Spring 2008, Tue/Thur 2:30-3:45pm, room 1289


AnHai Doan, contact information available from my homepage. Office hours: Tue/Thur: 3:45-4:30pm and by appointment (pls send email, thanks).

Course Description
The official name of this course is "Data models and Languages", a legacy name left over from the past. For this semester, what I intend to cover is interesting material that is not covered in 564 or 764, and that is relevant to research and industrial development going on today in the broad context of data management.

Prerequisites: Undergraduate knowledge of relational databases is highly recommended. If not, you should be willing to do a "crash course" on the topic in the first few weeks. The recommended books for the crash course are: The Cow Book, or The Complete Book.

Course Format
The course meets twice a week to discuss research papers. You are required to read the specified paper before each lecture and attend the lectures. There will be three exams, spread roughly evenly throughout the semester, and a project.

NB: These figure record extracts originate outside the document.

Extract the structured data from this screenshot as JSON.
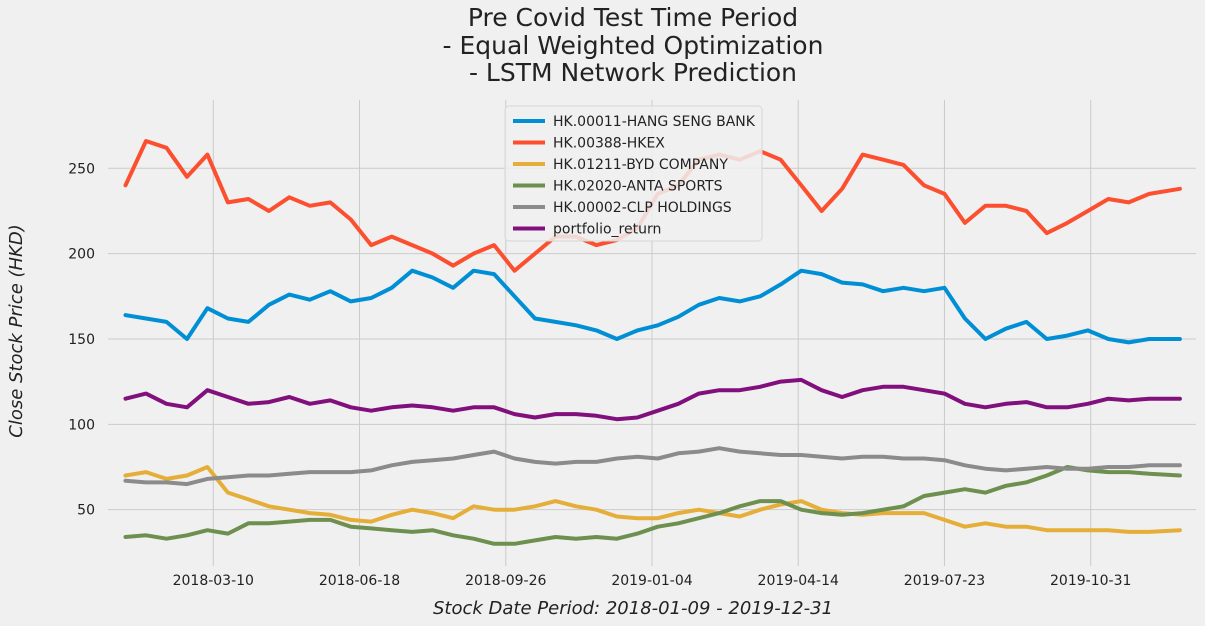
{
  "chart_data": {
    "type": "line",
    "title": [
      "Pre Covid Test Time Period",
      "- Equal Weighted Optimization",
      "- LSTM Network Prediction"
    ],
    "xlabel": "Stock Date Period: 2018-01-09 - 2019-12-31",
    "ylabel": "Close Stock Price (HKD)",
    "xlim": [
      "2018-01-09",
      "2019-12-31"
    ],
    "ylim": [
      17,
      290
    ],
    "grid": true,
    "legend_position": "upper-center",
    "x_ticks": [
      "2018-03-10",
      "2018-06-18",
      "2018-09-26",
      "2019-01-04",
      "2019-04-14",
      "2019-07-23",
      "2019-10-31"
    ],
    "y_ticks": [
      50,
      100,
      150,
      200,
      250
    ],
    "x": [
      "2018-01-09",
      "2018-01-23",
      "2018-02-06",
      "2018-02-20",
      "2018-03-06",
      "2018-03-20",
      "2018-04-03",
      "2018-04-17",
      "2018-05-01",
      "2018-05-15",
      "2018-05-29",
      "2018-06-12",
      "2018-06-26",
      "2018-07-10",
      "2018-07-24",
      "2018-08-07",
      "2018-08-21",
      "2018-09-04",
      "2018-09-18",
      "2018-10-02",
      "2018-10-16",
      "2018-10-30",
      "2018-11-13",
      "2018-11-27",
      "2018-12-11",
      "2018-12-25",
      "2019-01-08",
      "2019-01-22",
      "2019-02-05",
      "2019-02-19",
      "2019-03-05",
      "2019-03-19",
      "2019-04-02",
      "2019-04-16",
      "2019-04-30",
      "2019-05-14",
      "2019-05-28",
      "2019-06-11",
      "2019-06-25",
      "2019-07-09",
      "2019-07-23",
      "2019-08-06",
      "2019-08-20",
      "2019-09-03",
      "2019-09-17",
      "2019-10-01",
      "2019-10-15",
      "2019-10-29",
      "2019-11-12",
      "2019-11-26",
      "2019-12-10",
      "2019-12-31"
    ],
    "series": [
      {
        "name": "HK.00011-HANG SENG BANK",
        "color": "#008fd5",
        "values": [
          164,
          162,
          160,
          150,
          168,
          162,
          160,
          170,
          176,
          173,
          178,
          172,
          174,
          180,
          190,
          186,
          180,
          190,
          188,
          175,
          162,
          160,
          158,
          155,
          150,
          155,
          158,
          163,
          170,
          174,
          172,
          175,
          182,
          190,
          188,
          183,
          182,
          178,
          180,
          178,
          180,
          162,
          150,
          156,
          160,
          150,
          152,
          155,
          150,
          148,
          150,
          150
        ]
      },
      {
        "name": "HK.00388-HKEX",
        "color": "#fc4f30",
        "values": [
          240,
          266,
          262,
          245,
          258,
          230,
          232,
          225,
          233,
          228,
          230,
          220,
          205,
          210,
          205,
          200,
          193,
          200,
          205,
          190,
          200,
          210,
          210,
          205,
          208,
          215,
          235,
          240,
          255,
          258,
          255,
          260,
          255,
          240,
          225,
          238,
          258,
          255,
          252,
          240,
          235,
          218,
          228,
          228,
          225,
          212,
          218,
          225,
          232,
          230,
          235,
          238
        ]
      },
      {
        "name": "HK.01211-BYD COMPANY",
        "color": "#e5ae38",
        "values": [
          70,
          72,
          68,
          70,
          75,
          60,
          56,
          52,
          50,
          48,
          47,
          44,
          43,
          47,
          50,
          48,
          45,
          52,
          50,
          50,
          52,
          55,
          52,
          50,
          46,
          45,
          45,
          48,
          50,
          48,
          46,
          50,
          53,
          55,
          50,
          48,
          47,
          48,
          48,
          48,
          44,
          40,
          42,
          40,
          40,
          38,
          38,
          38,
          38,
          37,
          37,
          38
        ]
      },
      {
        "name": "HK.02020-ANTA SPORTS",
        "color": "#6d904f",
        "values": [
          34,
          35,
          33,
          35,
          38,
          36,
          42,
          42,
          43,
          44,
          44,
          40,
          39,
          38,
          37,
          38,
          35,
          33,
          30,
          30,
          32,
          34,
          33,
          34,
          33,
          36,
          40,
          42,
          45,
          48,
          52,
          55,
          55,
          50,
          48,
          47,
          48,
          50,
          52,
          58,
          60,
          62,
          60,
          64,
          66,
          70,
          75,
          73,
          72,
          72,
          71,
          70
        ]
      },
      {
        "name": "HK.00002-CLP HOLDINGS",
        "color": "#8b8b8b",
        "values": [
          67,
          66,
          66,
          65,
          68,
          69,
          70,
          70,
          71,
          72,
          72,
          72,
          73,
          76,
          78,
          79,
          80,
          82,
          84,
          80,
          78,
          77,
          78,
          78,
          80,
          81,
          80,
          83,
          84,
          86,
          84,
          83,
          82,
          82,
          81,
          80,
          81,
          81,
          80,
          80,
          79,
          76,
          74,
          73,
          74,
          75,
          74,
          74,
          75,
          75,
          76,
          76
        ]
      },
      {
        "name": "portfolio_return",
        "color": "#810f7c",
        "values": [
          115,
          118,
          112,
          110,
          120,
          116,
          112,
          113,
          116,
          112,
          114,
          110,
          108,
          110,
          111,
          110,
          108,
          110,
          110,
          106,
          104,
          106,
          106,
          105,
          103,
          104,
          108,
          112,
          118,
          120,
          120,
          122,
          125,
          126,
          120,
          116,
          120,
          122,
          122,
          120,
          118,
          112,
          110,
          112,
          113,
          110,
          110,
          112,
          115,
          114,
          115,
          115
        ]
      }
    ]
  }
}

First exam: Tue Feb 26, in class at usual time/room,
Second exam: Tue Apr 8, in class at usual time/room,
Third exam: Tue May 13, in class at usual time/room.
Other important dates: Jan 29: no class; March 18, 20: no class, spring break; last class is May 8.

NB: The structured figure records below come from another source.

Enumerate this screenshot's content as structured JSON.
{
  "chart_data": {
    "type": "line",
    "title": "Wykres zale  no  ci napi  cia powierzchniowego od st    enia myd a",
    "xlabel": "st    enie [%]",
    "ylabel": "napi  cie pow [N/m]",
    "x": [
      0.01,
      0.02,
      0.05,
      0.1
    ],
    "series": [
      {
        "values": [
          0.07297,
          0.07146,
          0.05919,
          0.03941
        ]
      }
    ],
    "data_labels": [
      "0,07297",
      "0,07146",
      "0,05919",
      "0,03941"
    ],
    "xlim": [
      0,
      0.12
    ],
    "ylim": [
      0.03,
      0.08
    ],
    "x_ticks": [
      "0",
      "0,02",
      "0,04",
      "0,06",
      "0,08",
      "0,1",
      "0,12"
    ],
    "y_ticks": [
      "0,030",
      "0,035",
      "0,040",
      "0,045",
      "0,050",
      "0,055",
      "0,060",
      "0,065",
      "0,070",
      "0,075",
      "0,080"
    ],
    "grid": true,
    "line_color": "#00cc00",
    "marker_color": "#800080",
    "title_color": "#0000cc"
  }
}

Grade: the three exams and the project will each be worth 25% of the grade.

Course Schedule
The paper list is below (may be revised slightly as the course progresses). Each paper will be covered in 1-2 lectures.

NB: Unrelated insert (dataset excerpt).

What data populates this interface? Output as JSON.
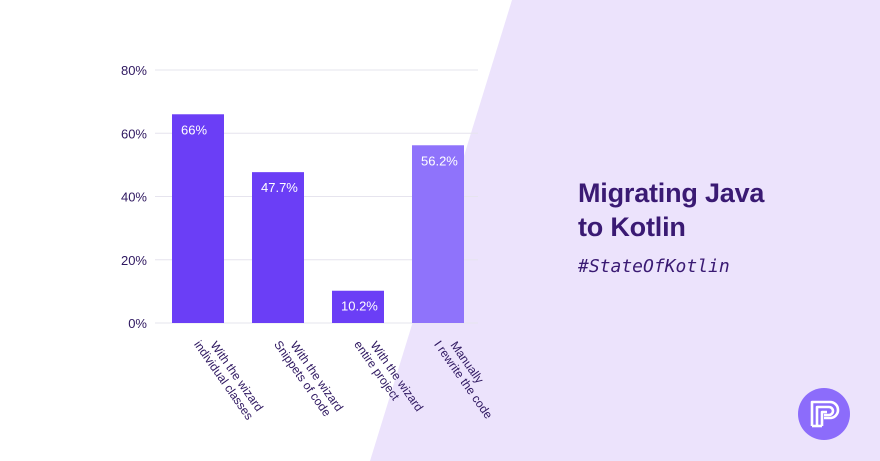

Intro to the class (read Sections 1-2 of the Cimple paper)
On the universality of data retrieval languages
Deductive databases (Datalog), Ullman notes
Evaluation of recursive programs
Managing information extraction
You can find the SIGMOD tutorial, from which I created the above lecture here.
Datalog applied to information extraction
Data integration: Several chapters from a textbook-in-progress on data integration (you must have received this by now):

wiki/Web 2.0/mass collaboration
IR overview
Web search, Pagerank
Web search, Google
Web search and RDBMS
Keyword search over multiple RDBMSs
Data mining: association rules
Data mining: clustering
Column store vs. row store and hardware trends, DeWitt's note
Scalable Semantic Web data management using vertical partitioning

The project submission deadline is Monday May 19, by 11am. Please email me a pdf copy of your project report AND slide a hard copy of the project report under my office door. The pdf copy is for record keeping, and the hard copy is for grading.

As discussed in the class, your project report is not required to adhere to any fixed format. If you still have any question about this, please let me know.